Considering how few of Cuties’ attackers have actually seen the film, countering their criticisms with facts feels a little like bringing a knife to a gunfight. Those labeling it child pornography seem to have adopted a modified version of Supreme Court Justice Potter Stewart’s adage: They know it when they don’t see it. By definition, pornography requires intent, and whether or not Doucouré succeeded (and the reviews are divided on this point), her intent is clear. The movie’s protagonist, Amy, is an 11-year-old bouncing between the repressive culture of her conservative Islamic upbringing, where she is warned that “evil shows itself in the scantily clad women,” and the hypersexualized environment of Western culture, where images of adult women doing strip-club gyrations are emulated by tweens on social media for likes. The movie presents those images in order to critique them, in a way that could not possibly be more clear: When Amy and the titular dance troupe she’s formed with three schoolmates finally perform in front of an audience, Doucouré repeatedly cuts away to the disgusted adults watching them, some booing, some covering their children’s eyes.

Instead of the Potter Stewart test, Breitbart’s John Nolte presents what might be called the Floyd Test. The initial marketing campaign, he writes, was “aimed directly at the naked-guys-in-a-raincoat-named Floyd crowd,” and as for the movie itself: “Naked Floyd’s gonna love it.” The point isn’t the filmmaker’s intent—although he later gets around to dismissing that as “bullshit,” too—it’s that Cuties might turn perverts on. That may be true, but it’s also true of countless more innocent images, and the diligence with which Nolte jotted down every purported crotch shot, at least until he “lost count after five,” speaks to its own kind of not-entirely-uncreepy obsession.

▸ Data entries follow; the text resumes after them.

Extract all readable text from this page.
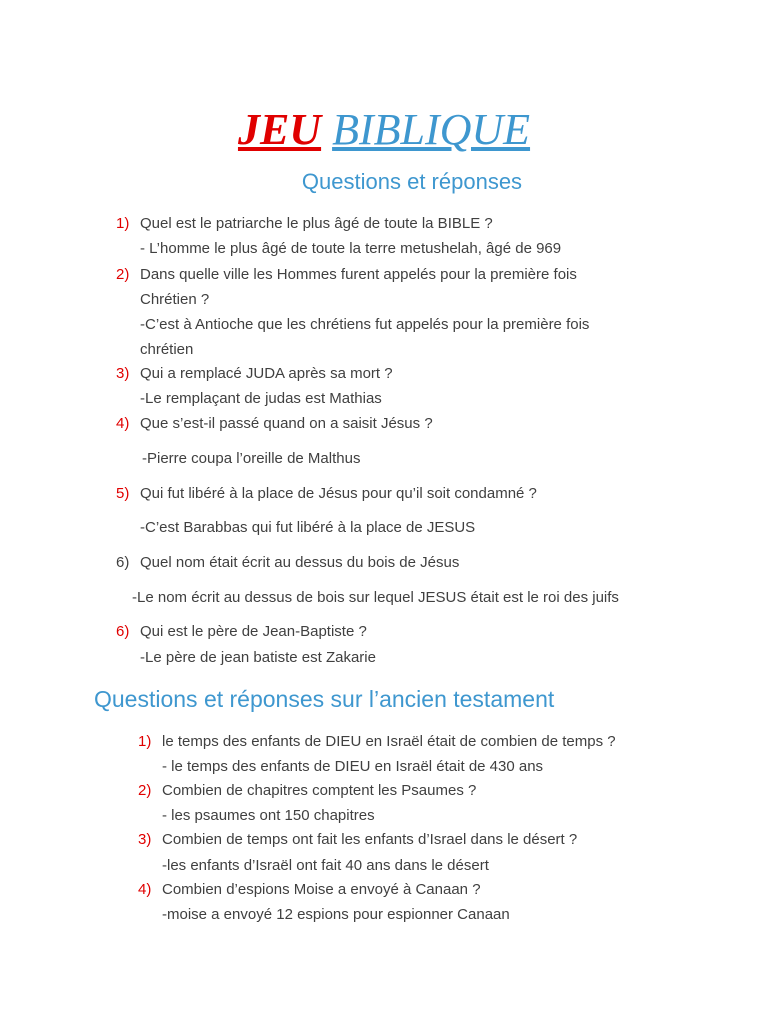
JEU BIBLIQUE
Questions et réponses
1) Quel est le patriarche le plus âgé de toute la BIBLE ?
- L’homme le plus âgé de toute la terre metushelah, âgé de 969
2) Dans quelle ville les Hommes furent appelés pour la première fois
Chrétien ?
-C’est à Antioche que les chrétiens fut appelés pour la première fois
chrétien
3) Qui a remplacé JUDA après sa mort ?
-Le remplaçant de judas est Mathias
4) Que s’est-il passé quand on a saisit Jésus ?
-Pierre coupa l’oreille de Malthus
5) Qui fut libéré à la place de Jésus pour qu’il soit condamné ?
-C’est Barabbas qui fut libéré à la place de JESUS
6) Quel nom était écrit au dessus du bois de Jésus
-Le nom écrit au dessus de bois sur lequel JESUS était est le roi des juifs
6) Qui est le père de Jean-Baptiste ?
-Le père de jean batiste est Zakarie
Questions et réponses sur l’ancien testament
1) le temps des enfants de DIEU en Israël était de combien de temps ?
- le temps des enfants de DIEU en Israël était de 430 ans
2) Combien de chapitres comptent les Psaumes ?
- les psaumes ont 150 chapitres
3) Combien de temps ont fait les enfants d’Israel dans le désert ?
-les enfants d’Israël ont fait 40 ans dans le désert
4) Combien d’espions Moise a envoyé à Canaan ?
-moise a envoyé 12 espions pour espionner Canaan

It’s hardly accidental that most if not all of the right-wing attacks on Cuties invoke Netflix’s connection to Barack Obama, although the Obamas, who do have a production deal with Netflix, had nothing to do with the film’s acquisition. It’s a way of winking at QAnon’s insistence that the Democratic Party is a haven for pedophiles, and it ties in neatly with the terror of Black and especially African sexuality that lurks just beneath the moral panic around Cuties. So much of the furor has centered on the sight of the girls in Amy’s mixed-race dance group twerking, emulating a style of dance linked to the African diaspora and then picked up by white artists like Miley Cyrus. In the Netflix poster that started all this, it’s the white girl in Amy’s troupe who seems most confident and defiant, while she looks at the camera with sideways, uncertain eyes.

There is much in Cuties that’s alarming, and is meant to be. That may or may not excuse it, but it at least has to be taken into account. Doucouré has said that she spent a year and a half interviewing more than a hundred preteen girls as research for the script, and much of her story comes directly out of what she learned about their relationship to their own sexuality, especially as it’s filtered and enhanced through social media. (Amy’s phone travels through the movie like a talisman, or a weapon that’s as likely to injure its wielder as its target.) “Today, the sexier and the more objectified a woman is, the more value she has in the eyes of social media,” Doucouré told the French publication Cineuropa. “And when you’re 11, you don’t really understand all these mechanisms, but you tend to mimic, to do the same thing as others in order to get a similar result. I think it is urgent that we talk about it, that a debate be had on the subject.” What the director is getting instead is a very 2020 fraud.

Correction, Sept. 11, 2020: This post originally misspelled Maïmouna Doucouré’s last name.